Differences Between Using Captivate and Storyline - Closed Captions in eLearning Courses

In my last post, we discussed general differences between Captivate and Storyline for developing elearning modules. In the next two blogs, we’ll compare ways to add accessibility to your elearning content with how each authoring tool handles closed captions.

Captivate

Captivate has a convenient, built in closed captioning systems that lets you simply copy and paste in your elearning slide notes and time it to the sound file. It also has a CC button built into the player frame if you use CC in your elearning module. You can view your closed captions right from the Slide Notes panel if you have it open, and Captivate also comes with a Text-to-Speech option if your elearning module doesn’t contain audio but you want to make it accessible to learners who aren’t using a screenreader program.

However, the built in CC system does not cover all instances in where there could be audio.
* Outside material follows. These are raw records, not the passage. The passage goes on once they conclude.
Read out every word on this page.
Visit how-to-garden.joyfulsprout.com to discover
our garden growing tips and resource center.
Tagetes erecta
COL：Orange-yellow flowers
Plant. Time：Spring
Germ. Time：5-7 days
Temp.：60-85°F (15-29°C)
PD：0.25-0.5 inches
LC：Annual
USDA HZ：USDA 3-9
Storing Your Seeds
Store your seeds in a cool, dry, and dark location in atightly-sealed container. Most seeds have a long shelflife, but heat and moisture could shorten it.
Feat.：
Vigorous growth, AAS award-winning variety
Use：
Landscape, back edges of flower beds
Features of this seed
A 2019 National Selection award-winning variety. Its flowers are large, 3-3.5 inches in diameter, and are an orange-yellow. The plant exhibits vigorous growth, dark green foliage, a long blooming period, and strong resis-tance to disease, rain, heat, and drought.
Any object in Captivate can have its own audio attached to it, by selecting Options and then selecting the “Add Audio…” button from the Properties panel when you have the object selected. There is no way to use the CC system to provide closed captions for any verbal audio added in this way.

This is a problem if you want to have audio and CC for your elearning quiz feedback. Default elearning quiz slides in Captivate come with several feedback objects stacked together, and the relevant one is shown when the user submits the interaction.

If you want the feedback to be read out AND have closed captions, the only way to do that would be to make duplicate slides for each item of feedback that contains audio and coding the elearning interaction to take you to one of these feedback slides instead of using the feedback objects.

Storyline

Storyline does not come with a closed captioning system so it is more tedious to code using the available features Storyline has. However, this gives us more flexibility with how the CC bar is displayed and what it can have the CC displayed for. Here is our usual method for coding CC in a Storyline elearning module.

First, create two variables, a True/False variable named CCtoggle and a blank text variable named CCtext. Create a CC bar in a new layer named CC in the slide master, and center %CCtext% in it. This will display whatever the CCtext variable is set to, and can be in any size and colour you choose.

Create triggers in the slide master as follows:

Show layer CC

When the timeline starts

If CCtoggle is equal to True

Hide layer CC

When the timeline starts

If CCtoggle is equal to False

Then create a CC button with these triggers:

Set CC equal to True

When the user clicks

Show layer CC

When the user clicks

You will also need a button on the CC layer with these triggers to close the CC:

Set CC equal to False

When the user clicks

Hide layer this layer

When the user clicks

If, however, you wish to put the CC button into the elearning player bar, you can follow the instructions below instead.

Create a new scene with a new slide that cannot be navigated to, and set the timeline to 1/8 of a second. Add these triggers:

Toggle variable CCtoggle

When the timeline starts

Jump to previous slide

When the timeline starts

Then, in the Player Properties Menu, add an item in the Topbar Right named CC or Closed Captions and add a trigger to it that jumps to this dummy slide.

Keep in mind that when using this system for CC text in your elearning, all the slides in the module should ‘Reset to Initial’ on revisit, and all layers should have ‘Hide other slide layers’ turned off.

Regardless of how you wish to program the CC button, when programming individual slides, CCtext is cued to cue points on the timeline based on the audio. Each line of text will be a separate trigger; e.g.

Set CCtext equal to [transcript of audio line]

When the timeline reaches Cue point #1

Adjust the cue points as necessary to have the elearning text lines correspond to when they are spoken. Also, check to make sure that the line will fit in the text box; if it doesn’t, you should separate the line into two triggers.

This system takes more time than Captivate to do elearning closed captions, and will quickly fill your your triggers panel with lines of CC text. However, this allows for audio in click and reveal elearning activities and elearning quiz feedback, and has more flexibility in design options, as the CC bar is just another text box you can format to match the rest of the elearning.

So, depending on where you expect to have audio and closed captions in your elearning, consider whether Storyline or Captivate might work better for you!